The bank was launched through this demerger from IDFC Limited in November 2015. During the subsequent three years, the bank developed a strong and robust framework including strong IT capabilities for scaling up the banking operations. The Bank designed efficient treasury management system for its own proprietary trading, as well as for managing client operations. The bank started building Corporate banking businesses. Recognizing the change in the Indian landscape, emerging risk in infrastructure financing, and the low margins in corporate banking, the bank launched retail business for assets and liabilities and put together a strategy to retailize its loan book to diversify and to increase margins. Since retail required specialized skills, seasoning, and scale, the Bank was looking for inorganic opportunities for merger with a retail lending partner who already had scale, profitability and specialized skills.
Erstwhile CAPITAL FIRST LTD.
Mr. Vaidyanathan who had built ICICI Bank’s Retail Banking business from 2000-2009 and was then the MD and CEO of ICICI Prudential Life Insurance Company in 2009-10, He quit the group for an entrepreneurial foray to acquire a stake in an existing NBFC with the stated intent of converting the NBFC to a commercial bank financing small businesses. During 2010-12, he acquired a significant stake in a real-estate financing NBFC through personal leverage, and launched businesses of financing small entrepreneurs and consumers. The NBFC wound down existing businesses and instead started businesses of financing such segments within consumer and micro-entrepreneurs that not financed by existing banks, by using alternative and advanced technology led models. He built a prototype for such financing (Rs 12000-Rs. 30,000, ~$300- $500), built a loan book of Rs. 770 crores ($130m, March 2011) within a year, and presented the proof of concept to many global private equity players for a Leveraged Management Buyout. In 2012, he concluded India’s largest Leveraged Management Buyout, got fresh equity of Rs. 100 crores into the company and founded Capital First as a new entity with new shareholders, new board, new business lines, and fresh equity infusion.
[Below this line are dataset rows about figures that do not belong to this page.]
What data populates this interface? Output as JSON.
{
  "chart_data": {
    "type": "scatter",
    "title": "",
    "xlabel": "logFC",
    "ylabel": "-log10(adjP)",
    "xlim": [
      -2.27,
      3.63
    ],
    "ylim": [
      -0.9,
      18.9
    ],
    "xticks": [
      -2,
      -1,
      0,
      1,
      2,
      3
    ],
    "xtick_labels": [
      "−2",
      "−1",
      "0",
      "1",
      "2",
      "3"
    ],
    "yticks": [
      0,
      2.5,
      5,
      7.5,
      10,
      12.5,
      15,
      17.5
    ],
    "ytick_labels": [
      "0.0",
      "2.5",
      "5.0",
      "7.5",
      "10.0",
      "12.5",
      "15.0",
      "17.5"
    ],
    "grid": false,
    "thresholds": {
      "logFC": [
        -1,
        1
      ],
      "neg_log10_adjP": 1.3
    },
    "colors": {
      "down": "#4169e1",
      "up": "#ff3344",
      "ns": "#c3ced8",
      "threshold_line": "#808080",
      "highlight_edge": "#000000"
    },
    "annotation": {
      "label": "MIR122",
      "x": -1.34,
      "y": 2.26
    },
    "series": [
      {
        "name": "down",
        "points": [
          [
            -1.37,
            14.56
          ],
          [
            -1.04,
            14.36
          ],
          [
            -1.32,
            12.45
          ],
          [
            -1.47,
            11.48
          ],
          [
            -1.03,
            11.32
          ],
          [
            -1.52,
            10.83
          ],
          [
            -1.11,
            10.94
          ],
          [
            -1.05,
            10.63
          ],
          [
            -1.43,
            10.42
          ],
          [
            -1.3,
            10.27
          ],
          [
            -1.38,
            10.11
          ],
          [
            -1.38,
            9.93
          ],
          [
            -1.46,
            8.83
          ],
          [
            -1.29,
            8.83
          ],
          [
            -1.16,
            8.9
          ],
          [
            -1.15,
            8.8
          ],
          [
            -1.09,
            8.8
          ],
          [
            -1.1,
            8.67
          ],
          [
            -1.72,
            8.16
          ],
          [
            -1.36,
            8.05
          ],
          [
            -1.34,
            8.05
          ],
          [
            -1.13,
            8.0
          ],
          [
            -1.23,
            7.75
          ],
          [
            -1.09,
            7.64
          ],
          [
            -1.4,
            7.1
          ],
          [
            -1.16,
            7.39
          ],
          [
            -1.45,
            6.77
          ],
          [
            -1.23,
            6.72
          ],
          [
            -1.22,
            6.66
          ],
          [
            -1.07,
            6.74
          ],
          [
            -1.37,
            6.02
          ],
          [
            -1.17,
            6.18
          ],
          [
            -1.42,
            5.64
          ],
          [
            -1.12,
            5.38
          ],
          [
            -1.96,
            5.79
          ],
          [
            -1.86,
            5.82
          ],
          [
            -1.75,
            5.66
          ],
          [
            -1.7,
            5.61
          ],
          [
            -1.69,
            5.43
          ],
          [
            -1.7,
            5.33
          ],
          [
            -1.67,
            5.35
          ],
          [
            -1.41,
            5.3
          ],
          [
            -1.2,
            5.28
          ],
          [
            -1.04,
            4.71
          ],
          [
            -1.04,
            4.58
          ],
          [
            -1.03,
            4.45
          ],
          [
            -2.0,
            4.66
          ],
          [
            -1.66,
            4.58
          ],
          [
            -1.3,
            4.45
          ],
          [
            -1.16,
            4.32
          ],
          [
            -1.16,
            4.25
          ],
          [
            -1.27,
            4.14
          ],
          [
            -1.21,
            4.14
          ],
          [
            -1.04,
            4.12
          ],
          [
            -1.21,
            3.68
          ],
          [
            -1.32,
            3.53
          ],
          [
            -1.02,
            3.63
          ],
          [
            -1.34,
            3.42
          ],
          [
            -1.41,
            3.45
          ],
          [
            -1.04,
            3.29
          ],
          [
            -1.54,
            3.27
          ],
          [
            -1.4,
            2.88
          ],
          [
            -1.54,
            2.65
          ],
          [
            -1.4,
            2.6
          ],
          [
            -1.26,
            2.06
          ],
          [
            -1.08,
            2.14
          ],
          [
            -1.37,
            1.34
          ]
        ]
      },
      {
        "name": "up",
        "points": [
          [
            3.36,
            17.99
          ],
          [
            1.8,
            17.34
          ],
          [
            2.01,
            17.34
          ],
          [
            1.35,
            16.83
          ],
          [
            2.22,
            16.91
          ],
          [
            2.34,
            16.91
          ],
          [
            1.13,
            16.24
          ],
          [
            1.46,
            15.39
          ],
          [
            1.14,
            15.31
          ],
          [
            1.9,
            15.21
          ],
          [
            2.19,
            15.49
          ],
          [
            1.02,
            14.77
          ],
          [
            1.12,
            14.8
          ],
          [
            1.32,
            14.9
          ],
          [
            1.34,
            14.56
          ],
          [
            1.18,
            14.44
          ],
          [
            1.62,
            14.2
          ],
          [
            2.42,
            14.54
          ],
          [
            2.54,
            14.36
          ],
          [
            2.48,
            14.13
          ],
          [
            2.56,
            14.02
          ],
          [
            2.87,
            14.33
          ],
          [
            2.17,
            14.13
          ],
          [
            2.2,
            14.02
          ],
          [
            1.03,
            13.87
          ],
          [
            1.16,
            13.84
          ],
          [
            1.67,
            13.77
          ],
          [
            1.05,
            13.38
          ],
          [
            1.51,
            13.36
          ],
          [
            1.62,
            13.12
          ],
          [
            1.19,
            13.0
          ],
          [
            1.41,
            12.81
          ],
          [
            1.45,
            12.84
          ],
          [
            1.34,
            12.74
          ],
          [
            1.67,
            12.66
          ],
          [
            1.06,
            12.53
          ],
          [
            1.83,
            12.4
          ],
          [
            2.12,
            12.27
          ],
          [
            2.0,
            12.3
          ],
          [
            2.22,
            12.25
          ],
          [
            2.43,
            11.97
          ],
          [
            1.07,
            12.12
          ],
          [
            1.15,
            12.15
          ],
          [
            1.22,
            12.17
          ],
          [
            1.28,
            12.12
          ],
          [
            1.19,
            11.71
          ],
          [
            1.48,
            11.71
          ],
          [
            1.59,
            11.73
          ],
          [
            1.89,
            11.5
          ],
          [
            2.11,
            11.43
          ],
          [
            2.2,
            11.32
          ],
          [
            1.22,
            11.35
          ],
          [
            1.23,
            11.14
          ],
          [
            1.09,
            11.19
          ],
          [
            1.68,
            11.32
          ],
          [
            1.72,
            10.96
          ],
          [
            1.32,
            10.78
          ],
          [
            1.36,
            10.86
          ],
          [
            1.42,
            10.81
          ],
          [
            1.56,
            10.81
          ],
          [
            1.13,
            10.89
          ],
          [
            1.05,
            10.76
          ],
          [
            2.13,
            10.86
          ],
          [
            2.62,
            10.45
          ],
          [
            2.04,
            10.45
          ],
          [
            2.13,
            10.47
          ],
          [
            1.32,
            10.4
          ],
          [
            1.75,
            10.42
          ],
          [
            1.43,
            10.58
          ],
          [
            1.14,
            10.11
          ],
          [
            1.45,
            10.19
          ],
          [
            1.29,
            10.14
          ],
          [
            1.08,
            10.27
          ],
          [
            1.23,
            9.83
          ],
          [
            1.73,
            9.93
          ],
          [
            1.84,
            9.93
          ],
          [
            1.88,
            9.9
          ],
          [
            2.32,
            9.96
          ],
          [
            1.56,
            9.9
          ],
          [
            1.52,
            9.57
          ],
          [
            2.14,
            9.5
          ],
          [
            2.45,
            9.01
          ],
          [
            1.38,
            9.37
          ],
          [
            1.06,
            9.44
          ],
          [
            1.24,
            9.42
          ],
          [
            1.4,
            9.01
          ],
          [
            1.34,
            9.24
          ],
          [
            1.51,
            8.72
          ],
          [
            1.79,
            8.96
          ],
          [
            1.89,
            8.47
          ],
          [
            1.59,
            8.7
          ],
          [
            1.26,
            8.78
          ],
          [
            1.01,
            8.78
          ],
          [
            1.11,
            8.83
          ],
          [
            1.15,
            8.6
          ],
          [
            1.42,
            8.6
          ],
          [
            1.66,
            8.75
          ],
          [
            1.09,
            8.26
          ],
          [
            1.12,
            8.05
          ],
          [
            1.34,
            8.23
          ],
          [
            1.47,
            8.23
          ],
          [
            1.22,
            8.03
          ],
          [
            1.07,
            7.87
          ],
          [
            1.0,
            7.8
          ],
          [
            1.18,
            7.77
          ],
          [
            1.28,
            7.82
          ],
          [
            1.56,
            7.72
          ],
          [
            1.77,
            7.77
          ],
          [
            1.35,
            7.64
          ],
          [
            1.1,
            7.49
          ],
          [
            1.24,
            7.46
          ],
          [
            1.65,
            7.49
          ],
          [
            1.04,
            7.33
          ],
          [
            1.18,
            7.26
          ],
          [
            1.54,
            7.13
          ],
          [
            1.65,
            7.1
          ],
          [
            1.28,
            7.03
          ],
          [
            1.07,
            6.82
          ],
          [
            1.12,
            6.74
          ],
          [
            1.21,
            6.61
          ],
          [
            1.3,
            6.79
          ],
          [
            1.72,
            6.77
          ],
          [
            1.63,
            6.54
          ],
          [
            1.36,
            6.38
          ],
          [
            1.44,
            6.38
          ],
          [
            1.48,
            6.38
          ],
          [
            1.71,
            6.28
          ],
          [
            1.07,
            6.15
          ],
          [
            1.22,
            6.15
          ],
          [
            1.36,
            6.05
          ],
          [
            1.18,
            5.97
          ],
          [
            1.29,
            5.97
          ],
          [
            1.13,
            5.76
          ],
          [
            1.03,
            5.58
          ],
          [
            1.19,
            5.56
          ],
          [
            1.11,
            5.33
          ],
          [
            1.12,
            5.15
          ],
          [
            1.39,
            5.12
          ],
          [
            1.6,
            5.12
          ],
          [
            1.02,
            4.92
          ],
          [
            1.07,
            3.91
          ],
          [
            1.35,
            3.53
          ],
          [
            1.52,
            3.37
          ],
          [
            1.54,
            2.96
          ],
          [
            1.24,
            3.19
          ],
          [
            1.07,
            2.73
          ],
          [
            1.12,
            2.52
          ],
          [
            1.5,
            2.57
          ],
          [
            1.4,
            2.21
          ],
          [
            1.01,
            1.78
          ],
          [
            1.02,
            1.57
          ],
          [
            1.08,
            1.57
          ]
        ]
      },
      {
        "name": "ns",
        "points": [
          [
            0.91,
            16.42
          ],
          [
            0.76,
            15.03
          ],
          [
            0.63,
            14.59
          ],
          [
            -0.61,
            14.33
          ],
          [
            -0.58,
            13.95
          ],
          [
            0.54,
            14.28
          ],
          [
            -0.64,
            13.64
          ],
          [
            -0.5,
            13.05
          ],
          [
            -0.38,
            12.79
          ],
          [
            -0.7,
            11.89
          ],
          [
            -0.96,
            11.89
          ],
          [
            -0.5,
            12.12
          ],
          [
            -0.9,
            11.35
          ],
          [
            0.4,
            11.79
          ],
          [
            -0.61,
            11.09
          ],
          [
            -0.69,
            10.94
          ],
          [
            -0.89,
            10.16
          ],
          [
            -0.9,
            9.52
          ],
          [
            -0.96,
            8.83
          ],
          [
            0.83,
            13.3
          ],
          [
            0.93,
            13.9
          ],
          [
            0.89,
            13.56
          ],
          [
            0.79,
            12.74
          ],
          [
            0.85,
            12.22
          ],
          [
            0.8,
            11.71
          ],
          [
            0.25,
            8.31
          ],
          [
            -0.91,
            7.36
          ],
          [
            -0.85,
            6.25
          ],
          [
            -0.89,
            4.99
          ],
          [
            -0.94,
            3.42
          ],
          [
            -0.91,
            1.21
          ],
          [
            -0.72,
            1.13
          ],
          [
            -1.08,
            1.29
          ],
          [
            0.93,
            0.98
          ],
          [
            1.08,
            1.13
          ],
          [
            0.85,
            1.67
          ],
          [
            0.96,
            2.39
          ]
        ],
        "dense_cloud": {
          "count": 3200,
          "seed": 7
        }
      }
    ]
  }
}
Between March 31, 2010 to March 31, 2018, the Company’s Retail Assets under Management increased from Rs. 94 crores ($14m) to Rs. 29,625 crores ($4.3 b, Sep 2018). The company financed seven million customers for Rs. 60,000 crores ($8.5b) through new age technology models. The company turned around from losses of Rs. 30 crore and Rs. 32 crores in FY 09 and FY 10 respectively, to PAT of Rs. 327 crores ($ 4.7b) by 2018, representing a 5-year CAGR increase of 56%. The loan assets grew at a 5-year CAGR of 29%. The ROE steadily rose from losses in 2010 to 15% by 2018. The market capitalization of the company increased ten-fold from Rs. 780 crores in March 2012 at the time of the MBO to over Rs. 8,282 crores in January 2018 at the time of announcement of the merger. As per its stated strategy, the company was looking out for a banking license to convert to a bank.